Multi Dimensional Audio (MDA) is an audio distribution format capable of carrying every known and yet-to-be-defined cinema audio format. It can carry channel-based audio, object-based audio, and any combination thereof. It was developed by SRS Labs, now owned by DTS. DTS says they will make the format available for industry use on a license-free basis.
The value of an open distribution format that supports both channel-based sound and object-based sound is enormous. It allows competitive makes of mastering systems to generate formatted sound tracks that can be understood by competitive downstream playback equipment. If the installed sound system does not have all of the channels of the mastered audio, it will have the opportunity to render the sound track in the best manner possible to the available speaker system. Similarly, if sound objects are included in the mix – which are sound tracks of limited duration accompanied by timing and panning instructions for the rendering engine – the playback rendering engine will do the best it can to recreate the mix on the available speaker system.
This may sound ideal, but it is not without flaws. If the speaker system that the rendering engine is tuned to is not the same as that used in the mixing room, then the sound heard by the audience may no longer be director-approved. That’s a big departure for mainstream cinema, although in the days of Lt/Rt soundtracks on film, many operators had a screen or two hidden away having sound systems that reproduced a lesser, un-approved version of the format. The value of an audio distribution format that can be read by MDA-compliant systems, regardless of speaker arrangement, is that exhibitors once again would be able to tailor their investments in sound systems with the knowledge that all distributions could still be played in their auditoriums.

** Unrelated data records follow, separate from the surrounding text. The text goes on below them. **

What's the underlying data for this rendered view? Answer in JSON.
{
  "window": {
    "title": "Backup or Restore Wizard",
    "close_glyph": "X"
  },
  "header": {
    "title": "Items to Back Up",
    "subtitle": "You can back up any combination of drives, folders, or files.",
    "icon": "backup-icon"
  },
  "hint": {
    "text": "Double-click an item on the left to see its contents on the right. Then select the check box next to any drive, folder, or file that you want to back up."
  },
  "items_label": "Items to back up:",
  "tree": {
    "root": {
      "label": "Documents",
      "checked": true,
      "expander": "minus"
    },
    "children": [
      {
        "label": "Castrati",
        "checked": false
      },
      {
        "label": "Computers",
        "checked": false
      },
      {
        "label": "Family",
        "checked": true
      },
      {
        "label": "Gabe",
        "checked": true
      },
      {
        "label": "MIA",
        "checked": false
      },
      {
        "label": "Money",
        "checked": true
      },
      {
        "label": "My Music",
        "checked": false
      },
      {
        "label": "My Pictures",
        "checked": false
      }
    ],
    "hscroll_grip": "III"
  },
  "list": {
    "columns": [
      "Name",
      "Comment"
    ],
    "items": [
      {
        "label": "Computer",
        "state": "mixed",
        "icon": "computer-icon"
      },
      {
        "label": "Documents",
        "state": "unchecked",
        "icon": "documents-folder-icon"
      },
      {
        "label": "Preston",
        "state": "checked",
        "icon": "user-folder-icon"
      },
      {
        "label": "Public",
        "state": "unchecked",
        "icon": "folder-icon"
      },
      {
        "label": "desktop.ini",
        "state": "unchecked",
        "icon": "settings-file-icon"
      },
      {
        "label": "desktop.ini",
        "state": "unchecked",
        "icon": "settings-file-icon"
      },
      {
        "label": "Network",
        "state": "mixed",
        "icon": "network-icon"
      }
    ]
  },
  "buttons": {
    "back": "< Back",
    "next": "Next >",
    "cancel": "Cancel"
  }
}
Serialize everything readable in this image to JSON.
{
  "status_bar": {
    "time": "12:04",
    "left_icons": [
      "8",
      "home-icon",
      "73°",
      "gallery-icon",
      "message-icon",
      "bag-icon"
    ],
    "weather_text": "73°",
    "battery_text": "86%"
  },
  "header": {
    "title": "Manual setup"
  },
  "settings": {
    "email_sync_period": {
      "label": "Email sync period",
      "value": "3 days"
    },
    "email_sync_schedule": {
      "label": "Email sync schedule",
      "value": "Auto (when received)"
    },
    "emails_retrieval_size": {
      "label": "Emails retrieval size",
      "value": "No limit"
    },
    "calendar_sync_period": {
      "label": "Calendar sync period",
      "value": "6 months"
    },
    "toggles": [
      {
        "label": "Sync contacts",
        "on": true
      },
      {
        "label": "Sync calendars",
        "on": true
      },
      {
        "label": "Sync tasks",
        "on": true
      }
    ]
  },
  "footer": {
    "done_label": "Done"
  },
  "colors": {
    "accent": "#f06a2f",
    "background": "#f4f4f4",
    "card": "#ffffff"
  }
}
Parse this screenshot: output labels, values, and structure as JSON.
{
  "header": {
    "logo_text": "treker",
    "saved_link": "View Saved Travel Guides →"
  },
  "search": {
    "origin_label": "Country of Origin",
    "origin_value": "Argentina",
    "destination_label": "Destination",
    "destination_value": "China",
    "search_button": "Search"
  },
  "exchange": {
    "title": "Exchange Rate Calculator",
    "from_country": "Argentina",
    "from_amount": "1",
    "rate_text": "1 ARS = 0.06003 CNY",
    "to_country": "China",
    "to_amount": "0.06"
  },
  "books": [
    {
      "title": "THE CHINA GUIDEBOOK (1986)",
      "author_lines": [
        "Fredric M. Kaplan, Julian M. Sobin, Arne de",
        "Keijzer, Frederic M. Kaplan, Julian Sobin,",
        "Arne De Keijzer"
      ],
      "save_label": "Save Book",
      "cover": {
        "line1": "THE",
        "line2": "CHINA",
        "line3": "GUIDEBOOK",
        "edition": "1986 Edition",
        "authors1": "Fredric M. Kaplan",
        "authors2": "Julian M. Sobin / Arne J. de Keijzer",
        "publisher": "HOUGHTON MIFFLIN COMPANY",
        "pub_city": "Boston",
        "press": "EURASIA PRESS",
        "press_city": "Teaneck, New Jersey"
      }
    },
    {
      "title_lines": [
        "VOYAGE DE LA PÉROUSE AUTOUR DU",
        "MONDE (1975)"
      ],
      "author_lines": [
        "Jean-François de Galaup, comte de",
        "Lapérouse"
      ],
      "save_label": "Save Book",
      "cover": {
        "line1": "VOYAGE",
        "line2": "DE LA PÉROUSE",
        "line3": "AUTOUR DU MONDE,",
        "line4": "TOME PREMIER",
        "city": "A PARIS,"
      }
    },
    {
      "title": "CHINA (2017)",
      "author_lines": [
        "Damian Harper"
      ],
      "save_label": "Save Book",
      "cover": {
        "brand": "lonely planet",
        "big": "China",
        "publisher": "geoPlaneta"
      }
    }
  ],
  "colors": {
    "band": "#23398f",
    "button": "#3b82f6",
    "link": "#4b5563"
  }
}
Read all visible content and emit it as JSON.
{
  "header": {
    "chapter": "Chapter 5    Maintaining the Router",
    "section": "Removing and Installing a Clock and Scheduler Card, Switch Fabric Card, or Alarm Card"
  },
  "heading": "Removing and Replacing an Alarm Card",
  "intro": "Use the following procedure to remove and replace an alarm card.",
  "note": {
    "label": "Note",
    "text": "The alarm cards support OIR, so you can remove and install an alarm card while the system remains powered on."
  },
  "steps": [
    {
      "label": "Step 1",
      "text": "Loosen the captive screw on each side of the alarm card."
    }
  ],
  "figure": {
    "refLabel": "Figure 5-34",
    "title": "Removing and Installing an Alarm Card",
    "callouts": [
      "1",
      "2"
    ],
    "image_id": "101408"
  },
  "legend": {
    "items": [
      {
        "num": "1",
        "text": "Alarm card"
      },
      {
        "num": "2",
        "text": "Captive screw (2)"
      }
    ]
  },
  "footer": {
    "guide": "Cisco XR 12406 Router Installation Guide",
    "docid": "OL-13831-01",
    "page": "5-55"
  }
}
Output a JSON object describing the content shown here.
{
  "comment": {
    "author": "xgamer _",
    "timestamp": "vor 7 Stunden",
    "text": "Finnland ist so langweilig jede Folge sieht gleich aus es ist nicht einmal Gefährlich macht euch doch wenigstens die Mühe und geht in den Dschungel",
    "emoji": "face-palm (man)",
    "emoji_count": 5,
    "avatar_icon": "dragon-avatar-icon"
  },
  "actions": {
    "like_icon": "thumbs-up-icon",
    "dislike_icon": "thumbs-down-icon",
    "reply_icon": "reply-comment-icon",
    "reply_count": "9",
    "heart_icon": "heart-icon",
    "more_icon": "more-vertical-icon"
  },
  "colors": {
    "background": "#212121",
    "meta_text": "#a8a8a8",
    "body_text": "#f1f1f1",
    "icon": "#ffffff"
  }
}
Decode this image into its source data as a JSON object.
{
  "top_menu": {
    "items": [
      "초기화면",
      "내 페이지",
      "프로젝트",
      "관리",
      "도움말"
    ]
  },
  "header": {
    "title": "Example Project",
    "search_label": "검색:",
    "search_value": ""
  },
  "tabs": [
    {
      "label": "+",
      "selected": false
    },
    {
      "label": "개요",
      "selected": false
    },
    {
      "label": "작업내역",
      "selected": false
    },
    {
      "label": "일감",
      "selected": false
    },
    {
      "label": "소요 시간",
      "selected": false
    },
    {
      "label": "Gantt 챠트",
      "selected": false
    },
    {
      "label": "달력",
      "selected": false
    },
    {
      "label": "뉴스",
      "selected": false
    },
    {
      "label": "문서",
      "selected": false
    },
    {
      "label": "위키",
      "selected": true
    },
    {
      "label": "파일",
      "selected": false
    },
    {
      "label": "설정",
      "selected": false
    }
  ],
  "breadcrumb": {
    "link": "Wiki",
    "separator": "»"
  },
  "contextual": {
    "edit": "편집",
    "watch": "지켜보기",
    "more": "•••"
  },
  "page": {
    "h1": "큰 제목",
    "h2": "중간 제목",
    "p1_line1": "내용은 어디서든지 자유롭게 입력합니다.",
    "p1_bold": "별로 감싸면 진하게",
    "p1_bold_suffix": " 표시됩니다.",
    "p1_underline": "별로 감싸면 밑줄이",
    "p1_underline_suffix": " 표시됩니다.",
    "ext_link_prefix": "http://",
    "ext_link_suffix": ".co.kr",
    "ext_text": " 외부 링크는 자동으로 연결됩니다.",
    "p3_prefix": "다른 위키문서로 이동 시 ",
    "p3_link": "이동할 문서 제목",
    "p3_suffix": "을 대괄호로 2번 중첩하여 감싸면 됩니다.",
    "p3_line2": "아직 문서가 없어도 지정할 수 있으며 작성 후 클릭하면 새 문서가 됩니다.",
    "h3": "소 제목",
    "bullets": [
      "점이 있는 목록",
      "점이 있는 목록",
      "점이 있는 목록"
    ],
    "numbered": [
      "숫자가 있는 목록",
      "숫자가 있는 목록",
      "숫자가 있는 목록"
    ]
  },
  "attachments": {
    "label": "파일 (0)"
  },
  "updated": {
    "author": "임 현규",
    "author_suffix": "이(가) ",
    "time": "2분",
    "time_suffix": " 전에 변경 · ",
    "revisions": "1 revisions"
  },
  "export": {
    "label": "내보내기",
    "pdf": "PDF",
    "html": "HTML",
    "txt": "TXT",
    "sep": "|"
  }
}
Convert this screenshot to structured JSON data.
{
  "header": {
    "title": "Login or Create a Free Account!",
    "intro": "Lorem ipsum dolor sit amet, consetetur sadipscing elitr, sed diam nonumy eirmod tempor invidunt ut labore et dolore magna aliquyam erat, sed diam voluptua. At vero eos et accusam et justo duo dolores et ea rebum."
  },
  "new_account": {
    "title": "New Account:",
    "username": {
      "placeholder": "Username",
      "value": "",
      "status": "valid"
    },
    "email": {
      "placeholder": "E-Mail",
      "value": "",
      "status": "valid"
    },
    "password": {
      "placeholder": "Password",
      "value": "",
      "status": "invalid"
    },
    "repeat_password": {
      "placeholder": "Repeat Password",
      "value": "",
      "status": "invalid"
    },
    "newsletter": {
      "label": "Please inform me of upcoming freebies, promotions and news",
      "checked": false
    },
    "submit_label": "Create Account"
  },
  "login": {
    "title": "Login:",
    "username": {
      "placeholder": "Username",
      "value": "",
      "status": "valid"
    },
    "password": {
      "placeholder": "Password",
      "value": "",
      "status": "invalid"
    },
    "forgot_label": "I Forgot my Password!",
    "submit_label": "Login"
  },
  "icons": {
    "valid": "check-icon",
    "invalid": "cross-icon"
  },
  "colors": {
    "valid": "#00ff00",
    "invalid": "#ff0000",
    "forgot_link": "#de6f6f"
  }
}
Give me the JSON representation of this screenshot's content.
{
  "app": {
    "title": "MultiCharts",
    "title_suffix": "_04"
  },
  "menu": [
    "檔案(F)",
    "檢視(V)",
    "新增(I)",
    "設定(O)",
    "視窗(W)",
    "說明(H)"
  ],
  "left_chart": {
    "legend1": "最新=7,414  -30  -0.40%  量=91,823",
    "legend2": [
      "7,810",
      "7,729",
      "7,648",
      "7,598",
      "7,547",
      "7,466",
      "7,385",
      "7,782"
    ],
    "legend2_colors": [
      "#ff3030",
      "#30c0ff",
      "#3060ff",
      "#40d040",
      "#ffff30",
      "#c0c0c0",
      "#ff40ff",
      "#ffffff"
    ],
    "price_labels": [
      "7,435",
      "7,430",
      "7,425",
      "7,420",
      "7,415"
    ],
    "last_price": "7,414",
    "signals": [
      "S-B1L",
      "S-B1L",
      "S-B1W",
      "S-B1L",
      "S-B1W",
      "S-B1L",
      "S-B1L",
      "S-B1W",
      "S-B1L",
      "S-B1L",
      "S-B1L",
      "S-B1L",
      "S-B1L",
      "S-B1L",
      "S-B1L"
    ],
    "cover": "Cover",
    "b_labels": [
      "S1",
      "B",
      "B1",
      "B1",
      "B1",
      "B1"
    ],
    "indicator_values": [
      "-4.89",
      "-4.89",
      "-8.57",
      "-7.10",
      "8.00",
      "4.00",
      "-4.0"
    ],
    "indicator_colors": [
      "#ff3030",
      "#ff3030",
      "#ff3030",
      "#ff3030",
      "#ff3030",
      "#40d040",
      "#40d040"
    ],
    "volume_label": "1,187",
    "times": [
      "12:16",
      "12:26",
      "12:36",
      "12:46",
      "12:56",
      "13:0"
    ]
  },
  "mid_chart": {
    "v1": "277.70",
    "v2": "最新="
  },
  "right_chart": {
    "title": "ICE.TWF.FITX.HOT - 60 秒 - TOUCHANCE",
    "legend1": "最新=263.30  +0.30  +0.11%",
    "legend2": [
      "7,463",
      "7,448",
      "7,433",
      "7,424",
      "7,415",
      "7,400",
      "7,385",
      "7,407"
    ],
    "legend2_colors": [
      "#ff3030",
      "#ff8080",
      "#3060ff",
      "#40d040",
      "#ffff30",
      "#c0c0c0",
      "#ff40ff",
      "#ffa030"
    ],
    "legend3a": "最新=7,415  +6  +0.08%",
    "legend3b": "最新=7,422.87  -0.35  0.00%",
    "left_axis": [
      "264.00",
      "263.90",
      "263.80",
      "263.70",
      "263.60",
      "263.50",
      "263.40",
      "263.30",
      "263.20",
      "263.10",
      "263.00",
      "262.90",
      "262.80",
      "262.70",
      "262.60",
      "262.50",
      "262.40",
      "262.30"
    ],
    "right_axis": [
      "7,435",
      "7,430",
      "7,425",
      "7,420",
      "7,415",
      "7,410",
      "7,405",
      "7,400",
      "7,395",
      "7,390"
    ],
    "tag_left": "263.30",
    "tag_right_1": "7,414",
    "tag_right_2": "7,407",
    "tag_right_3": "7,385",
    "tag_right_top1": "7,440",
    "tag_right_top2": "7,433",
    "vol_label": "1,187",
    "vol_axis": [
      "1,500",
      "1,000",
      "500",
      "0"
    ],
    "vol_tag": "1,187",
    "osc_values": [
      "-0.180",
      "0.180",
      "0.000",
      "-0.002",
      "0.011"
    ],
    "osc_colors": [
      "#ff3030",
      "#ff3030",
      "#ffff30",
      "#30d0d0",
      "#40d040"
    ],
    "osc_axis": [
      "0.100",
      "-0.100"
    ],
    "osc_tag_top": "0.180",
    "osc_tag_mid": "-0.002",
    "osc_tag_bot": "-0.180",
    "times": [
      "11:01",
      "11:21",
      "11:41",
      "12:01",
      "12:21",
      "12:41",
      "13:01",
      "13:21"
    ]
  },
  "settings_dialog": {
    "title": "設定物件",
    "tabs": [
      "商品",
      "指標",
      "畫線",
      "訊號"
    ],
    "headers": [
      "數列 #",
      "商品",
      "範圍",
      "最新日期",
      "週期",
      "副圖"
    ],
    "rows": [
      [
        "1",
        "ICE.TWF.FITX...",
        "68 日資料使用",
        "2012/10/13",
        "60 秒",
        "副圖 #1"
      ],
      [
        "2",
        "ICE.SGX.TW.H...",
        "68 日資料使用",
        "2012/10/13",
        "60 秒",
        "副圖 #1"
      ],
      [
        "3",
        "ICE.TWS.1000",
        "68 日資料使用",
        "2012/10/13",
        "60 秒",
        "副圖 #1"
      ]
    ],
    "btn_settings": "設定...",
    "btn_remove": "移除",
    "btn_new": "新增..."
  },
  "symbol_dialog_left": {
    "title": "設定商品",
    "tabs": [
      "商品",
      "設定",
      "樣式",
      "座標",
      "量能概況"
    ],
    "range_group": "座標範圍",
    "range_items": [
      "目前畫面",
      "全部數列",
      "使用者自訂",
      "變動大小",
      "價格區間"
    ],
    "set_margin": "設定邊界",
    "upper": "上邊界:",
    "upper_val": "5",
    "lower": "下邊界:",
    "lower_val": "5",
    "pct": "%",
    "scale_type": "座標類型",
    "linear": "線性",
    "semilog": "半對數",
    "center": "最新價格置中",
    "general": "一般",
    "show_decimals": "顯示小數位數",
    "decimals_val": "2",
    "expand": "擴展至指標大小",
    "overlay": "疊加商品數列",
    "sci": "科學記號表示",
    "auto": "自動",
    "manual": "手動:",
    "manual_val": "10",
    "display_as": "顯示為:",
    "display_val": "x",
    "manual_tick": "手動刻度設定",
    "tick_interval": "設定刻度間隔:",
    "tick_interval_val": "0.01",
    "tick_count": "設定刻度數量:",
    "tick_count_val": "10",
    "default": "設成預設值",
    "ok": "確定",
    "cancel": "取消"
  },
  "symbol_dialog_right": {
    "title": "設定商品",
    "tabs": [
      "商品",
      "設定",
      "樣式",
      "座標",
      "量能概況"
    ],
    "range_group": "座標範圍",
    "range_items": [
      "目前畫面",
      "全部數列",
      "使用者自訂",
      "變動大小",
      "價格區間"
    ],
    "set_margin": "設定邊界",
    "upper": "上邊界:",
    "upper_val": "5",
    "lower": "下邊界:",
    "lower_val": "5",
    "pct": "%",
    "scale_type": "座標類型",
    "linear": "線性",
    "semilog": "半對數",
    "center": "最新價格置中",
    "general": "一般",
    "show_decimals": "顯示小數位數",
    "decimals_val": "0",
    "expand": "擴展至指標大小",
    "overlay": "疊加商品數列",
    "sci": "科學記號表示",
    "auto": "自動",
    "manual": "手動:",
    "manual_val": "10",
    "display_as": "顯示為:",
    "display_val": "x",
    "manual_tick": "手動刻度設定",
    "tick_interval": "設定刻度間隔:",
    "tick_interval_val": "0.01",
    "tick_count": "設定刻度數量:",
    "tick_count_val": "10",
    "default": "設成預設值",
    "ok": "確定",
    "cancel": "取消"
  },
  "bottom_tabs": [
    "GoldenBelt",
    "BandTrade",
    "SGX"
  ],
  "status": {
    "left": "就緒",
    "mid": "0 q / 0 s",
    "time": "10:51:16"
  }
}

For DTS, the promotion of MDA is a smart move. As an open distribution format, it solves a big problem created by Dolby Atmos. Cinema operators probably do not understand the path that Dolby is on. Atmos is its means to take over next-generation home audio distribution and keep competitor DTS out. It will achieve this by giving or discounting Atmos systems to exhibitors, establishing a sizeable footprint, and enticing directors to produce Atmos mixes. Dolby locks its Atmos mixes such that downstream versions of the mix, in Blu-ray or in downloaded media, are not available for remix to a competing format. This will force studios to use a consumer format licensed only by Dolby, even if the consumer version of the mix is reduced to fewer tracks than the cinema version.
MDA has a long road to travel, however, before achieving widespread use. It has to be redefined in a manner that can be including in the digital cinema distribution package. The details of how the format is played back using existing media blocks, and how audio is rendered, must be worked out. Most important of all, there must be movies mixed in the format. There is no incentive for Dolby to make MDA successful, making the task of convincing directors and sound mixers to create mixes that are compliant with MDA a most important one.
At CinemaCon, Wilfried van Baelen, inventor of Auro 3D, personally pulled out his laptop computer and demonstrated to your author the ability to generate an MDA mix using the Auro 3D plugin for the Pro Tools sound mixing platform. It was quite impressive, and exactly the start that MDA needs. For Auro to move down the MDA path in cinema, however, is a big departure from its current proprietary distributions (that are compatible with 5.1 and 7.1 audio tracks). It is not known as to the degree that Barco is onboard with this. And there are those many pieces that must be in place to make an Auro/MDA distribution format a success. Let’s hope they take the leap.